In the Spring of 1608, together with Aleksander Kleczkowski, leading his forces – a band of few hundred ragtag soldiers of fortune: Don Cossacks, Ruthenians, Tatars, Germans, Swedes, Poles, Lithuanians and who knows who else, he was sent to Ryazan lands to incite uprising against Vasiliy Shuisky. He had several hundreds Don Cossacks at his command, and more local ones who joined him along the way. He captured Mikhailov, then he defeated a group led by Zakhary Lyapunov (brother of Prokopy Lyapunov) and Ivan Khovansky sent by Tsar Vasili Shuisky near Zaraysk: according to Russian chronicles the former instead of besieging the city fell drunk on the battlefield and was dispersed by Lisowski once he learned about weakness inside Zakhary's ranks. Then they set off for Kolomna, and moved on to the blockade of Moscow.

Soon however he was defeated at Niedźwiedzi Bród, losing most of his loot at hands of voivode Kurakin Ivan Semenovich. He reorganized the army and joined with Jan Piotr Sapieha, but besieged and failed to capture the fortress of Trinity Lavra of St. Sergius and were forced to retreat near Rakhmantsevo. Then came successes (pillages) at Kostroma, Soligalich and some other cities.

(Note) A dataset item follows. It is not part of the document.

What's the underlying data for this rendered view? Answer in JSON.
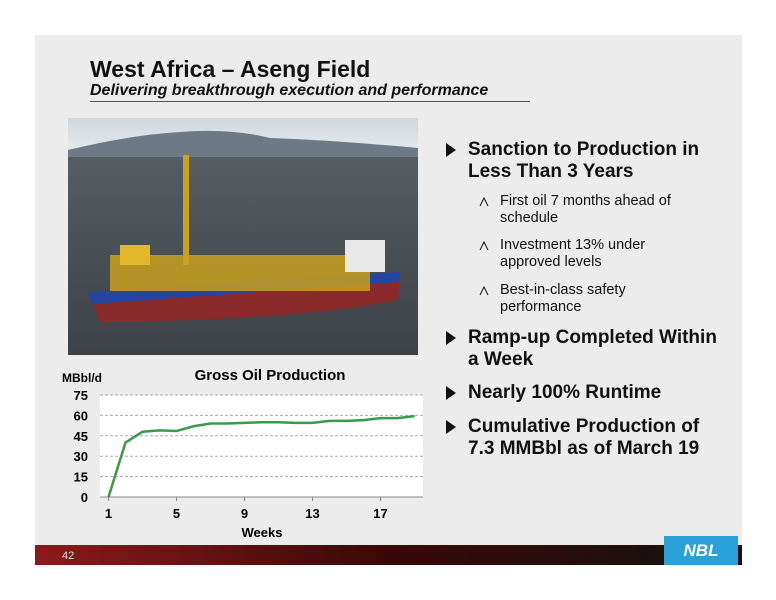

Around 1608–09, his troops, composed of 2,000 Cossacks, 1,000 "Boyar's children" (loyal to Dimitry) and 700 Polish riders, joined with forces of Erazm Strawiński, defeated Russian mass levy from Galich and Vologda, and conquered Kostroma, Galich, Soligalich.

=== Ingrian War ===
He took Pskov in 1610 and clashed with Swedes operating in Muscovy during the Ingrian War. Lisowczycy were essential in the defence of Smolensk in 1612, when most of regulars (wojsko kwarciane) mutinied and joined the konfederacja rohatynska. For the next three years Lisowski's forces were important in the guarding of the Polish-Muscovy border against Muscovy incursions. In 1615 Lisowski gathered many outlaws and invaded Muscovy with 6 'choragiew' of cavalry. He laid siege to Bryansk and defeated the relief force of a few thousand soldiers under kniaz Yuri Shakhovskoy near Karachev. Then Lisowski defeated the front guard of a much larger force (several times larger than himself) under the command of knyaz Dmitry Pozharsky, who decided to defend instead of attack and fortified his forces in a camp. Lisowczycy broke contact with his forces, burned Belyov and Likhvin, took Peremyshl, turned north, defeated Muscovy army at Rzhev, turned to Kara Sea, then to Kashin, burned Torzhok, returned to Poland-Lithuania without any interference from Muscovite forces.

== Death ==
Until the autumn of 1616, Lisowski and his forces remained at the Lithuanian-Muscovite border. After a short trip to Homel he returned to Starodub. There Lisowski suddenly fell ill and died in the first half of October after surveying his troops. In his memory, his men adopted the name, Lisowczycy ("Lisowski's men").